If I told you it’s been a twelve-year battle since we moved into this house, would you believe me? I’m thinking yes.
But let me tell you the wonderful things about him! He is very intelligent, he is a design engineer for a leading electronics company. He has several patents under his name, travels to distant places, is responsible for saving his company millions of dollars by designing electronics as frugally as possible.
But I have seen his workspace at work, too! The only time it is neat and clean is when he is required to move his cubicle to another part of the building with his team. The rest of the time, it’s just like his bathroom counter – expanded multiple times the surface space.
My husband is also a very loving man. He is deeply in love with me, and he married me when I had three young boys to finish raising, becoming the father they never had (who had deserted them and moved states away). They are all grown now with children of their own, and we are all very close as a family.
One of his nicknames is “Mr Christmas” because that is his favorite holiday and he goes “all out” with decorations – lights inside and out. It was so contagious that I became his full-on decorating partner and we have a GREAT time getting our house ready every year….to the ooooh’s and aaaaaaaw’s of family because we try to never do it the same.
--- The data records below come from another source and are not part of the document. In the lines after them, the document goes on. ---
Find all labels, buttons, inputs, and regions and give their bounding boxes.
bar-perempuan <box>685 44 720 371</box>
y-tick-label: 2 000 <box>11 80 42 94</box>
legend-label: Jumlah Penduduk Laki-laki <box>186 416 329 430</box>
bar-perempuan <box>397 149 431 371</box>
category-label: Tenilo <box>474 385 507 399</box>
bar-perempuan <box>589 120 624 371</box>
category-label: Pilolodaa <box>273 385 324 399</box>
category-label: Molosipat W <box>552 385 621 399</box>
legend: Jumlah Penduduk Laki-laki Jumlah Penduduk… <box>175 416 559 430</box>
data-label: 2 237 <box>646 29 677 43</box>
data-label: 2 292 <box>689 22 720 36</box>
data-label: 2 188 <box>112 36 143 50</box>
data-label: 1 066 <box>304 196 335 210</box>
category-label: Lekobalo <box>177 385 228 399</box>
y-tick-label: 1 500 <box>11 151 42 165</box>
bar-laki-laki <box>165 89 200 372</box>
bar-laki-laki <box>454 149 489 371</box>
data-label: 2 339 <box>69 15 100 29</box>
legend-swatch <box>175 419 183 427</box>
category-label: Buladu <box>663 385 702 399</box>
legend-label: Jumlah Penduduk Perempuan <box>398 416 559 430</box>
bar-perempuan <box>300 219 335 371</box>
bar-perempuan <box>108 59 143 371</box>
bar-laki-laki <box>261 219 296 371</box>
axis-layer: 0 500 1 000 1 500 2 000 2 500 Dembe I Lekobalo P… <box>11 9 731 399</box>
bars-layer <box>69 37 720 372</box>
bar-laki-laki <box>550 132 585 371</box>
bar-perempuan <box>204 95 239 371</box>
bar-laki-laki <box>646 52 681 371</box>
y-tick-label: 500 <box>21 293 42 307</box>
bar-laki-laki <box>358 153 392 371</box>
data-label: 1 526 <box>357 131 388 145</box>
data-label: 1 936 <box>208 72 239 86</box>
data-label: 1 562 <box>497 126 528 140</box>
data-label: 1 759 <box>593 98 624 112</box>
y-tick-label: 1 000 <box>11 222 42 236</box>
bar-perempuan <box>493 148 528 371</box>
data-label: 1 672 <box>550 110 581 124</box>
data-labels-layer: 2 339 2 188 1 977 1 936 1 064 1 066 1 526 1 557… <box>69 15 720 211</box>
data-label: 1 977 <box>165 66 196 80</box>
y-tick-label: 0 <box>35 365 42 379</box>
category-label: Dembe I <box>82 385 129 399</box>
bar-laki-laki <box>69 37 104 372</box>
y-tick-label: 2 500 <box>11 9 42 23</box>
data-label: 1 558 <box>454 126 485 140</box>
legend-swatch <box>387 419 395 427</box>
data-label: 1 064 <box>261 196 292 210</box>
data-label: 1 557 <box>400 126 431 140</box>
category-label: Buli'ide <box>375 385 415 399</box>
Another of his nicknames is “always the teacher” because he used every opportunity to teach about anything musical or scientific – his two academic loves. He would get the kids up on Saturday mornings, and instead of cartoons, they got to watch him draw lines, scales, notes, and chords on a white board in the living room to the sounds of a lecture on music theory. Our five children were all required to take piano for at least five years before they could switch to another instrument or form of musical expression. Grumbling through those years, but grateful today, he is still “ever the teacher” to them, and now, to the grandchildren.
I wonder, sometimes, are there any other men (or women) out there who are such a dichotomy of personalities? I’ve met other engineer’s wives who complain of similiar eccentric values and behaviors, but none quite so extreme as my husband’s – perhaps, however, they are lying? I am laughing because I have told so very few people how cah-razy he really can be sometimes. (I haven’t even told YOU everything!)
Marriage is a lot of work when you are much alike with your mate, but when you have diametrically-opposed values in any category, it takes a lot of talking (calmly, whenever possible), a desire to hold back sarcasm, and an ear to listen to reasons that make absolutely no sense when you ask “why”. It takes a relentless pursuit of forgiveness…and letting yourself forget things said in the heat of the moment….on both sides.
It also keeps life colorful and interesting…how boring would it be if we never had any conflicts, any completely opposite ideas about things? And how would we learn to live with people very different from ourselves, in our own home, so that we can be far more tolerant of those who don’t live with us? I think marriage is the practice ground for everyday tolerance, for everyday compromise and for learning selflessness that is truly self-LESS.
I will say more about this later, but let this be a start. I would love any feedback from compadres married to men (or women) with similiar goods and similiar evils!